Using patsy
, I noticed that it named dummy variables sometimes with T
and without T
in other cases. And today I realised that T
is attached when the constant term is present in a regression equation, and no T
without the constant term. For example, compare z[T.1]
, z[0]
, z[1]
, indicated by OUTPUT
in the following code.
import pandas as pd
import patsy
data = {'z': ['1', '0', '0'],
'y': [150, 200, 50],
'x': [200, 210, 90]}
df = pd.DataFrame(data)
# with constant -----------------------
form_const = 'y ~ x + z'
y_const, X_const = patsy.dmatrices(form_const, df, return_type='dataframe')
print(X_const.columns.tolist())
# ['Intercept', 'z[T.1]', 'x'] <- OUTPUT
# withOUT constant --------------------
form_no_const = 'y ~ -1 + x + z'
y_no_const, X_no_const = patsy.dmatrices(form_no_const, df, return_type='dataframe')

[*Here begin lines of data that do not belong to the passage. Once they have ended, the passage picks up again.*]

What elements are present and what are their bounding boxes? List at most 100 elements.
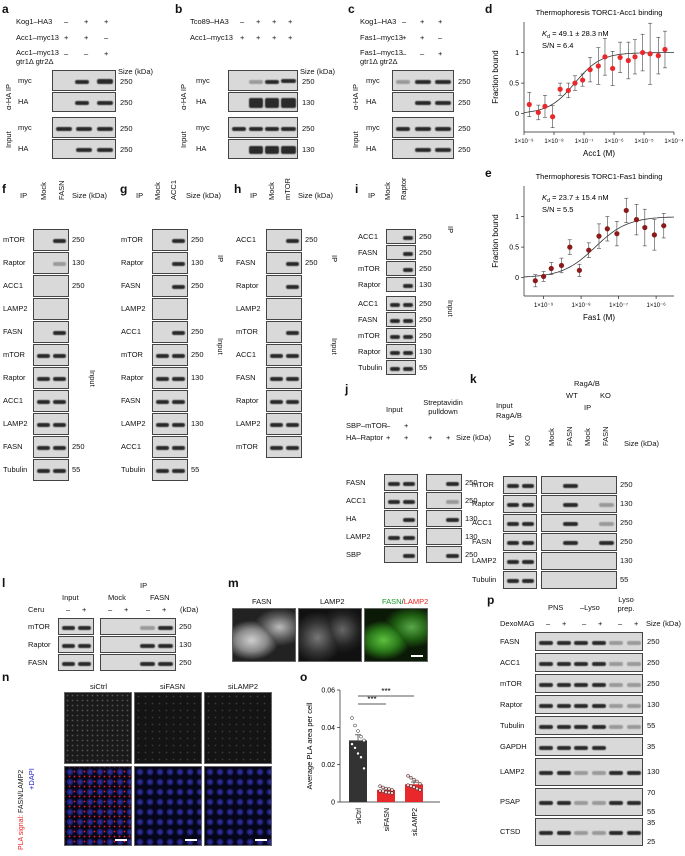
x-tick-label: 1×10⁻⁸ — [571, 302, 591, 309]
sn-annotation: S/N = 5.5 — [542, 205, 573, 214]
blot-band — [599, 541, 614, 545]
western-blot — [384, 528, 418, 545]
western-blot — [541, 514, 617, 532]
panel-letter-p: p — [487, 593, 495, 607]
x-tick-label: 1×10⁻⁷ — [609, 302, 628, 309]
blot-band — [446, 481, 459, 486]
blot-label: HA — [366, 97, 377, 106]
blot-band — [62, 625, 75, 630]
blot-band — [270, 446, 283, 450]
sn-annotation: S/N = 6.4 — [542, 41, 573, 50]
data-point — [356, 729, 360, 733]
blot-band — [37, 446, 50, 450]
blot-label: mTOR — [28, 621, 50, 631]
blot-label: Tubulin — [3, 465, 28, 474]
sign: + — [634, 619, 639, 628]
size-marker: 130 — [179, 639, 192, 649]
blot-label: Raptor — [121, 258, 144, 267]
western-blot — [535, 737, 643, 756]
western-blot — [541, 533, 617, 551]
blot-label: myc — [196, 123, 210, 132]
sign: + — [438, 49, 443, 58]
data-point — [387, 787, 391, 791]
category-label: siLAMP2 — [412, 808, 419, 836]
column-header: Mock — [108, 593, 126, 602]
size-marker: 250 — [120, 98, 133, 107]
blot-band — [158, 625, 173, 630]
sign: + — [438, 17, 443, 26]
data-point — [632, 54, 638, 60]
size-marker: 130 — [647, 767, 660, 776]
column-header: FASN — [150, 593, 170, 602]
sign: – — [146, 605, 151, 614]
row-label: Acc1–myc13 — [190, 33, 233, 42]
blot-band — [591, 801, 606, 805]
blot-label: mTOR — [358, 330, 380, 340]
blot-band — [62, 643, 75, 648]
blot-label: mTOR — [121, 350, 143, 359]
micrograph-title: LAMP2 — [320, 597, 345, 606]
category-label: siFASN — [384, 808, 391, 831]
blot-band — [403, 302, 413, 307]
blot-band — [388, 535, 400, 540]
sign: – — [546, 619, 551, 628]
sign: + — [64, 33, 69, 42]
input-bracket-label: Input — [88, 370, 97, 387]
western-blot — [52, 117, 116, 138]
western-blot — [426, 474, 462, 491]
blot-label: Raptor — [472, 499, 495, 508]
sign: + — [240, 33, 245, 42]
blot-band — [574, 661, 588, 666]
sign: + — [124, 605, 129, 614]
data-point — [623, 207, 629, 214]
y-tick-label: 0 — [515, 111, 519, 118]
western-blot — [52, 139, 116, 159]
blot-label: ACC1 — [236, 350, 257, 359]
x-tick-label: 1×10⁻⁶ — [647, 302, 667, 309]
western-blot — [152, 390, 188, 412]
data-point — [387, 790, 391, 795]
western-blot — [266, 298, 302, 320]
scale-bar — [115, 839, 127, 841]
blot-band — [591, 682, 606, 687]
data-point — [602, 54, 608, 60]
data-point — [647, 51, 653, 57]
western-blot — [535, 653, 643, 672]
western-blot — [535, 758, 643, 786]
data-point — [406, 783, 410, 787]
x-tick-label: 1×10⁻⁹ — [514, 138, 534, 145]
western-blot — [152, 275, 188, 297]
data-point — [610, 65, 616, 72]
data-point — [378, 784, 382, 788]
row-label: Ceru — [28, 605, 45, 614]
panel-letter-m: m — [228, 576, 239, 590]
western-blot — [535, 695, 643, 714]
western-blot — [100, 618, 176, 635]
sign: – — [402, 49, 407, 58]
blot-label: LAMP2 — [472, 556, 497, 565]
size-marker: 250 — [458, 124, 471, 133]
blot-band — [626, 801, 641, 805]
blot-band — [574, 831, 588, 835]
column-header: Input — [496, 401, 513, 410]
blot-band — [556, 724, 571, 729]
panel-letter-k: k — [470, 372, 477, 386]
input-label: Input — [4, 131, 13, 148]
data-point — [406, 774, 410, 778]
western-blot — [33, 252, 69, 274]
row-label: Fas1–myc13 gtr1Δ gtr2Δ — [360, 48, 403, 66]
panel-letter-i: i — [355, 182, 359, 196]
blot-band — [626, 771, 641, 775]
western-blot — [266, 321, 302, 343]
blot-label: FASN — [236, 258, 256, 267]
data-point — [655, 53, 661, 59]
y-tick-label: 0.04 — [321, 725, 335, 732]
blot-label: LAMP2 — [500, 767, 525, 776]
y-tick-label: 0.06 — [321, 688, 335, 695]
blot-band — [286, 239, 299, 243]
x-axis-label: Fas1 (M) — [583, 313, 615, 322]
input-label: Input — [179, 131, 188, 148]
blot-band — [591, 640, 606, 645]
blot-label: Raptor — [236, 396, 259, 405]
western-blot — [33, 390, 69, 412]
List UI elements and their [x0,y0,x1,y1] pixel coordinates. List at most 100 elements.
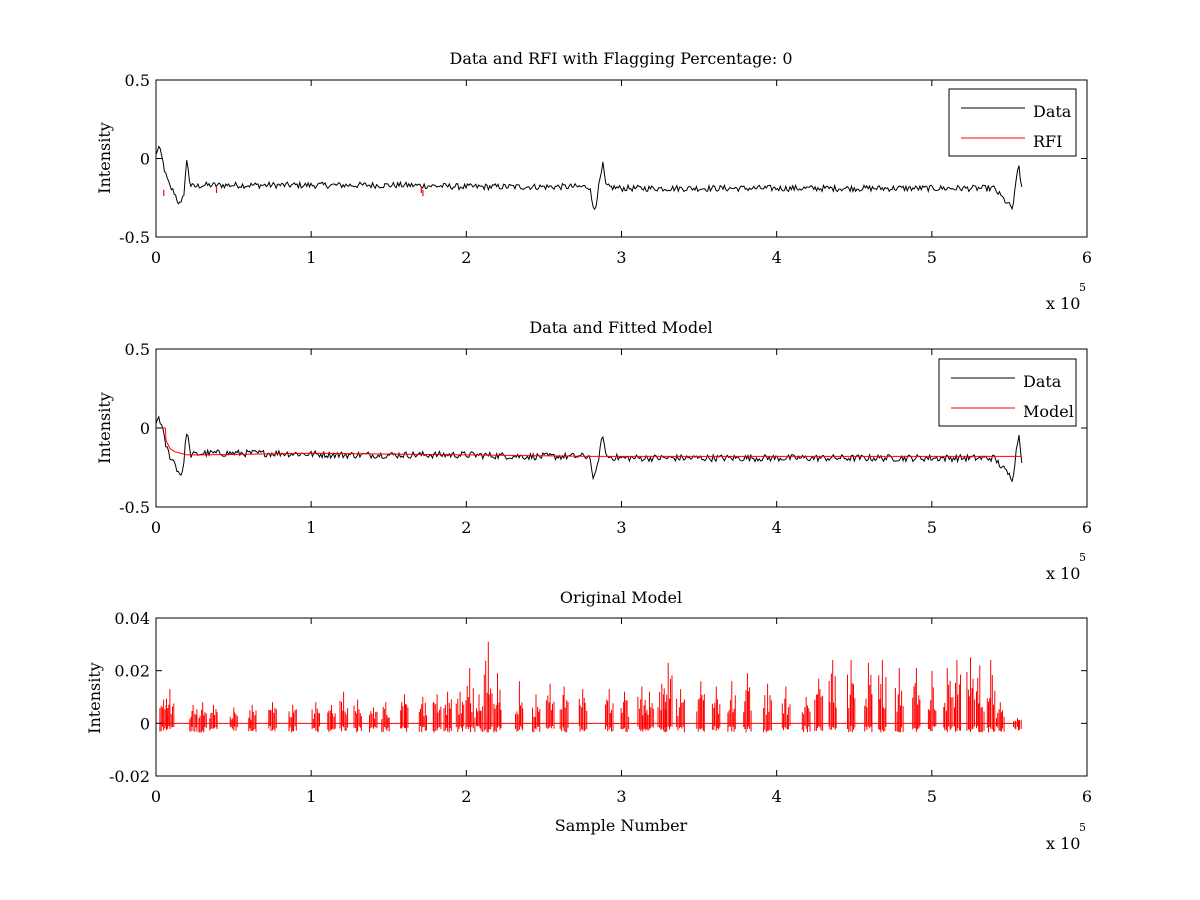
y-tick-label: -0.02 [109,767,150,786]
model-spike [166,689,175,731]
model-spike [996,702,1005,732]
model-spike [927,670,937,732]
model-spike-burst [711,686,721,731]
x-exponent-label: x 10 [1046,564,1080,583]
model-spike-burst [966,657,976,733]
model-spike-burst [455,691,465,733]
x-tick-label: 3 [616,787,626,806]
model-spike [781,686,791,731]
x-tick-label: 1 [306,248,316,267]
legend: Data Model [938,358,1077,427]
model-spike-burst [311,702,320,733]
model-spike [381,702,390,732]
series-group [156,145,1023,211]
model-spike [864,662,873,733]
model-spike-burst [268,702,277,732]
model-spike [637,686,646,732]
y-tick-label: -0.5 [119,498,150,517]
model-spike [493,673,502,733]
x-tick-label: 4 [772,248,782,267]
model-spike-burst [864,662,873,733]
model-spike [465,668,474,733]
y-axis-label: Intensity [95,392,114,464]
legend-label: Data [1033,102,1072,121]
model-spike [986,660,996,733]
model-spike [432,694,442,733]
model-spike [209,704,218,731]
chart-panel-0: Data and RFI with Flagging Percentage: 0… [95,49,1092,313]
model-spike-burst [209,704,218,731]
y-tick-label: 0.5 [125,340,150,359]
x-tick-label: 0 [151,518,161,537]
model-spike [676,689,685,733]
model-spike-burst [229,707,238,731]
model-spike [474,694,484,733]
model-spike [198,702,207,733]
model-spike-burst [696,681,705,732]
y-tick-label: 0.02 [114,662,150,681]
y-tick-label: 0 [140,419,150,438]
legend-label: Data [1023,372,1062,391]
model-spike [801,697,811,733]
model-spike-burst [483,641,493,733]
model-spike-burst [814,678,824,731]
model-spike [966,657,976,733]
legend: Data RFI [948,88,1077,157]
x-tick-label: 3 [616,248,626,267]
model-spike-burst [828,660,837,730]
model-spike [268,702,277,732]
model-spike-burst [781,686,791,731]
x-exponent-label: x 10 [1046,294,1080,313]
model-spike [455,691,465,733]
model-spike [696,681,705,732]
x-tick-label: 5 [927,518,937,537]
x-tick-label: 2 [461,248,471,267]
model-spike-burst [515,681,524,732]
chart-panel-1: Data and Fitted Model Intensity x 10 5 0… [95,318,1092,583]
model-spike [189,704,198,732]
model-spike [657,683,667,733]
model-spike-burst [198,702,207,733]
series-data-line [156,415,1023,483]
model-spike-burst [493,673,502,733]
model-spike [763,683,772,733]
model-spike-burst [996,702,1005,732]
model-spike-burst [727,681,736,732]
x-tick-label: 3 [616,518,626,537]
model-spike-burst [605,689,614,732]
model-spike-burst [432,694,442,733]
model-spike-burst [418,697,427,733]
model-spike-burst [801,697,811,733]
model-spike-burst [443,691,452,733]
model-spike-burst [657,683,667,733]
x-tick-label: 1 [306,518,316,537]
x-tick-label: 4 [772,518,782,537]
model-spike [532,694,541,733]
model-spike [620,691,630,732]
model-spike [645,691,654,731]
model-spike [828,660,837,730]
x-tick-label: 2 [461,787,471,806]
model-spike [952,660,961,732]
y-tick-label: 0.5 [125,71,150,90]
model-spike [578,689,588,732]
model-spike [894,668,904,733]
chart-title: Original Model [560,588,682,607]
x-tick-label: 6 [1082,248,1092,267]
model-spike-burst [545,683,555,729]
model-spike [743,673,752,733]
model-spike [545,683,555,729]
model-spike [847,660,856,733]
model-spike-burst [532,694,541,733]
model-spike-burst [637,686,646,732]
model-spike-burst [620,691,630,732]
model-spike-burst [676,689,685,733]
x-tick-label: 6 [1082,518,1092,537]
model-spike-burst [166,689,175,731]
x-tick-label: 1 [306,787,316,806]
x-tick-label: 6 [1082,787,1092,806]
model-spike [515,681,524,732]
model-spike [229,707,238,731]
y-tick-label: 0.04 [114,609,150,628]
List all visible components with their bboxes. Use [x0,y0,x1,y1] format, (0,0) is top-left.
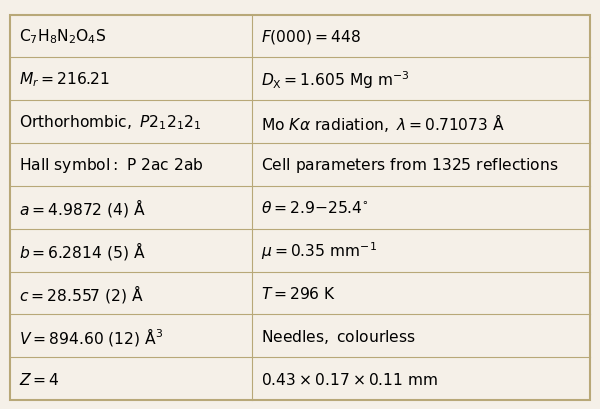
Text: $\mathrm{C_7H_8N_2O_4S}$: $\mathrm{C_7H_8N_2O_4S}$ [19,27,107,46]
Text: $\mathrm{Cell\ parameters\ from\ 1325\ reflections}$: $\mathrm{Cell\ parameters\ from\ 1325\ r… [262,155,559,175]
Text: $D_{\mathrm{X}} = 1.605\ \mathrm{Mg\ m}^{-3}$: $D_{\mathrm{X}} = 1.605\ \mathrm{Mg\ m}^… [262,69,410,90]
Text: $\mathrm{Mo\ }K\alpha\mathrm{\ radiation,\ }\lambda = 0.71073\ \mathrm{\AA}$: $\mathrm{Mo\ }K\alpha\mathrm{\ radiation… [262,111,506,133]
Text: $\mu = 0.35\ \mathrm{mm}^{-1}$: $\mu = 0.35\ \mathrm{mm}^{-1}$ [262,240,377,261]
Text: $\theta = 2.9\mathrm{-}25.4^{\circ}$: $\theta = 2.9\mathrm{-}25.4^{\circ}$ [262,200,370,216]
Text: $T = 296\ \mathrm{K}$: $T = 296\ \mathrm{K}$ [262,285,337,301]
Text: $\mathrm{Hall\ symbol:\ P\ 2ac\ 2ab}$: $\mathrm{Hall\ symbol:\ P\ 2ac\ 2ab}$ [19,155,204,175]
Text: $Z = 4$: $Z = 4$ [19,371,60,387]
Text: $a = 4.9872\ (4)\ \mathrm{\AA}$: $a = 4.9872\ (4)\ \mathrm{\AA}$ [19,197,146,219]
Text: $F(000) = 448$: $F(000) = 448$ [262,28,362,46]
Text: $\mathrm{Needles,\ colourless}$: $\mathrm{Needles,\ colourless}$ [262,327,416,345]
Text: $\mathrm{Orthorhombic,\ }P2_12_12_1$: $\mathrm{Orthorhombic,\ }P2_12_12_1$ [19,113,202,132]
Text: $c = 28.557\ (2)\ \mathrm{\AA}$: $c = 28.557\ (2)\ \mathrm{\AA}$ [19,282,145,304]
Text: $b = 6.2814\ (5)\ \mathrm{\AA}$: $b = 6.2814\ (5)\ \mathrm{\AA}$ [19,240,146,261]
Text: $V = 894.60\ (12)\ \mathrm{\AA}^3$: $V = 894.60\ (12)\ \mathrm{\AA}^3$ [19,325,164,347]
Text: $M_r = 216.21$: $M_r = 216.21$ [19,70,110,89]
Text: $0.43 \times 0.17 \times 0.11\ \mathrm{mm}$: $0.43 \times 0.17 \times 0.11\ \mathrm{m… [262,371,439,387]
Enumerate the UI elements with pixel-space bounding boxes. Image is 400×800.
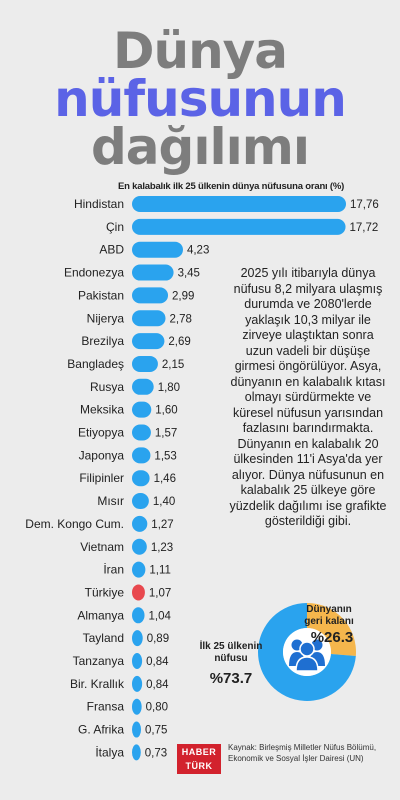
value-label: 1,53 — [154, 450, 176, 462]
value-label: 3,45 — [178, 268, 200, 280]
bar — [132, 196, 346, 212]
bar — [132, 630, 143, 647]
bar — [132, 653, 143, 669]
category-label: Japonya — [79, 448, 125, 462]
value-label: 0,84 — [146, 656, 169, 668]
value-label: 1,11 — [149, 565, 171, 577]
pie-value-label: %26.3 — [311, 629, 354, 646]
value-label: 0,89 — [147, 633, 169, 645]
bar — [132, 424, 151, 441]
bar — [132, 698, 142, 715]
value-label: 2,99 — [172, 290, 194, 302]
category-label: Türkiye — [85, 585, 125, 599]
category-label: G. Afrika — [78, 723, 124, 737]
category-label: Filipinler — [79, 471, 124, 485]
value-label: 17,72 — [350, 222, 379, 234]
category-label: Endonezya — [64, 266, 124, 280]
bar — [132, 218, 346, 235]
value-label: 0,84 — [146, 679, 169, 691]
value-label: 0,75 — [145, 725, 167, 737]
bar — [132, 675, 143, 692]
value-label: 2,78 — [169, 313, 191, 325]
category-label: Brezilya — [81, 334, 124, 348]
bar — [132, 515, 148, 532]
category-label: Nijerya — [87, 311, 125, 325]
value-label: 1,40 — [153, 496, 175, 508]
category-label: Dem. Kongo Cum. — [25, 517, 124, 531]
value-label: 0,73 — [145, 747, 167, 759]
bar — [132, 264, 174, 281]
pie-slice — [307, 603, 356, 656]
category-label: Vietnam — [80, 540, 124, 554]
category-label: Tanzanya — [73, 654, 125, 668]
bar — [132, 401, 152, 418]
pie-label: Dünyanın — [306, 604, 352, 615]
category-label: Pakistan — [78, 288, 124, 302]
pie-label: nüfusu — [214, 653, 247, 664]
bar — [132, 493, 149, 510]
description-text: 2025 yılı itibarıyla dünya nüfusu 8,2 mi… — [229, 266, 387, 528]
category-label: Bir. Krallık — [70, 677, 125, 691]
bar — [132, 744, 141, 761]
category-label: Mısır — [97, 494, 124, 508]
bar — [132, 721, 142, 738]
bar — [132, 378, 154, 395]
category-label: Etiyopya — [78, 426, 124, 440]
page-title-line-2: nüfusunun — [54, 70, 347, 128]
bar — [132, 561, 146, 578]
value-label: 1,07 — [149, 587, 171, 599]
person-icon-head — [299, 641, 315, 657]
bar — [132, 584, 145, 601]
bar — [132, 310, 166, 327]
category-label: ABD — [99, 243, 124, 257]
bar — [132, 607, 145, 624]
person-icon-body — [295, 656, 319, 672]
value-label: 1,46 — [154, 473, 176, 485]
bar — [132, 447, 151, 464]
value-label: 1,23 — [151, 542, 173, 554]
value-label: 1,80 — [158, 382, 180, 394]
chart-title: En kalabalık ilk 25 ülkenin dünya nüfusu… — [118, 181, 345, 192]
haberturk-logo: HABER TÜRK — [177, 744, 221, 774]
pie-label: geri kalanı — [304, 616, 354, 627]
category-label: Tayland — [83, 631, 124, 645]
page-title-line-1: Dünya — [112, 22, 288, 80]
source-text: Kaynak: Birleşmiş Milletler Nüfus Bölümü… — [228, 743, 377, 763]
value-label: 1,60 — [155, 405, 177, 417]
category-label: İran — [103, 563, 124, 577]
category-label: Almanya — [77, 608, 124, 622]
page-title-line-3: dağılımı — [91, 118, 310, 176]
bar — [132, 333, 165, 350]
category-label: Bangladeş — [67, 357, 124, 371]
value-label: 17,76 — [350, 199, 379, 211]
value-label: 2,69 — [168, 336, 190, 348]
value-label: 4,23 — [187, 245, 209, 257]
category-label: Fransa — [87, 700, 125, 714]
category-label: İtalya — [95, 745, 124, 759]
value-label: 1,04 — [149, 610, 172, 622]
category-label: Çin — [106, 220, 124, 234]
pie-label: İlk 25 ülkenin — [200, 639, 263, 652]
value-label: 1,27 — [151, 519, 173, 531]
pie-value-label: %73.7 — [210, 670, 253, 687]
bar — [132, 287, 169, 304]
category-label: Meksika — [80, 403, 124, 417]
logo-line-1: HABER — [181, 747, 217, 757]
value-label: 0,80 — [146, 702, 168, 714]
bar — [132, 470, 150, 487]
value-label: 2,15 — [162, 359, 184, 371]
bar — [132, 538, 147, 555]
value-label: 1,57 — [155, 428, 177, 440]
pie-slice — [258, 603, 356, 701]
logo-line-2: TÜRK — [185, 761, 213, 771]
category-label: Hindistan — [74, 197, 124, 211]
bar — [132, 241, 183, 258]
category-label: Rusya — [90, 380, 124, 394]
bar — [132, 355, 158, 372]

print(X_no_const.columns.tolist())
# ['z[0]', 'z[1]', 'x'] <- OUTPUT
Questions
What is the role of T
? Does it just indicate the presence of the constant term? If so, isn't it redundant, given that we can always see the presence/absence of the constant term? Are there any other roles?
Your insight is appreciated in advance.